Although Sorowitsch opposed Burger’s disruptive tactics, he protected his old friend from the murderous wrath of the other crew members, who did not wish to become martyrs to Burger’s anti-Nazi zeal. Herzog had already warned them all that they faced the gas chambers if the operation failed.
We are a long way from the open-ended idealism of Steven Spielberg’s Schindler’s List (1993), which was criticized at the time by some for seeming to celebrate the rescue of a pitifully small number, in the low thousands, from the massive slaughter, in the millions, of the Nazi Holocaust. Mr. Ruzowitzky comes from a seemingly different direction than Mr. Spielberg as he strikingly confesses: “Being the grandchild of grandparents—some more, some less—attached to the Nazi party, and living in a country that still has problems dealing with its Nazi past, I always felt that I have to comment on the issue as a filmmaker. When I heard about the counterfeiters for the first time I knew right away that this might be the project for me.”
Schindler’s List was released almost a half-century after the first shocking footage of the Nazi death camps was shown to the world. Now a decade and a half has passed since Schindler’s List. How much longer can the Holocaust be treated on the screen in a spirit of universal repentance when new atrocities around the world are inducing a fresh outbreak of compassion fatigue among the supposedly well meaning among us, perhaps including us? In our media-drenched world and time, The Counterfeiters is not designed for the purpose of enlightening any Holocaust deniers still at large, and these include at least one prominent head of state. There is no footage in the film even suggesting the ultimate dimensions of the Nazi extermination process. The viewer is expected to supply his or her own context to the minimal spectacle on hand. The drama arises from the conflict between guilt and shame on the one side, and the very human instinct to survive in the midst of the most hellish chaos on the other.
Burger survives to write the book about his experiences, and Sorowitsch survives to gamble away all his counterfeit money on the gambling tables of Monte Carlo, perhaps intentionally to expiate some of his survivor’s guilt, the affliction that eventually claimed the life of so noble a personage as Primo Levi. Consequently, when some of Burger’s perversely privileged cellmates are prepared to kill him if necessary to preserve their cushy immunity from all the audible horrors on the other side of the wall, we are not conditioned to condemn them out of hand. After all, World War II and the Holocaust were so long ago, and our side did win despite last-minute infusions of counterfeit pound notes and dollar bills into our economies by a desperate Third Reich.

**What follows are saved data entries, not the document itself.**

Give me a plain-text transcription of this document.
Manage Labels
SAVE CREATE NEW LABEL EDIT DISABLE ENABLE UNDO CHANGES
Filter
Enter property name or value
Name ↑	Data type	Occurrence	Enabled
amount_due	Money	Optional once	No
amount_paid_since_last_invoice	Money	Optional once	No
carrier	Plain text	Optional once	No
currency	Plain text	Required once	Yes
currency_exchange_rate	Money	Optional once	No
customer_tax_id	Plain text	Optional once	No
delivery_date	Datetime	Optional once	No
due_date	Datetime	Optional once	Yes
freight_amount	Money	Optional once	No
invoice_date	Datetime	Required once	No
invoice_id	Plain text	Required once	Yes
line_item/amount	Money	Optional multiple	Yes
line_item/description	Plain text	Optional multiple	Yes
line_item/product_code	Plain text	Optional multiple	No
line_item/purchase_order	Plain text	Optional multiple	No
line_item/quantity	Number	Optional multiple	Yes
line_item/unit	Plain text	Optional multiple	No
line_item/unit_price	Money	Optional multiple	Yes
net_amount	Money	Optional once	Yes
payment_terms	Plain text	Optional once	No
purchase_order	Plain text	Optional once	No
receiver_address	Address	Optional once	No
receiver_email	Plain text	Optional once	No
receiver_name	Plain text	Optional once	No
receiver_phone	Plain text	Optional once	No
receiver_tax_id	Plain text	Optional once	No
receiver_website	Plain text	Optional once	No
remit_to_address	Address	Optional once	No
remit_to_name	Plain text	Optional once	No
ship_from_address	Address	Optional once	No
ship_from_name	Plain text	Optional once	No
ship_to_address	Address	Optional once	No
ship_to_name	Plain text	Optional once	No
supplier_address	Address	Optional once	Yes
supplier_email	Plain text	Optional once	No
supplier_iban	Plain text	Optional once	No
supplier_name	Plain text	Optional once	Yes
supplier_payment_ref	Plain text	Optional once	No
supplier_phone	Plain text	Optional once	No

Nonetheless, The Counterfeiters manages to be more than a footnote to the gruesome history of the Holocaust. As it turns out, we apparently cannot be reminded often enough of what happens in even a very civilized country when the siren calls of racial, religious and ethnic hatred and scapegoating are allowed to poison the body politic. There is much talk these days of spreading democracy and freedom around the world, but it was the democratic system that placed Hitler in power, and it could happen again.
On its own terms, The Counterfeiters is graced with very luminous performances by Mr. Markovics as Salomon Sorowitsch, Mr. Diehl as Adolf Burger and Mr. Striesow as the wily, serpentine Herzog, a smilingly reassuring Satan, if ever there was one. It is a must-see, especially in this dreary movie season.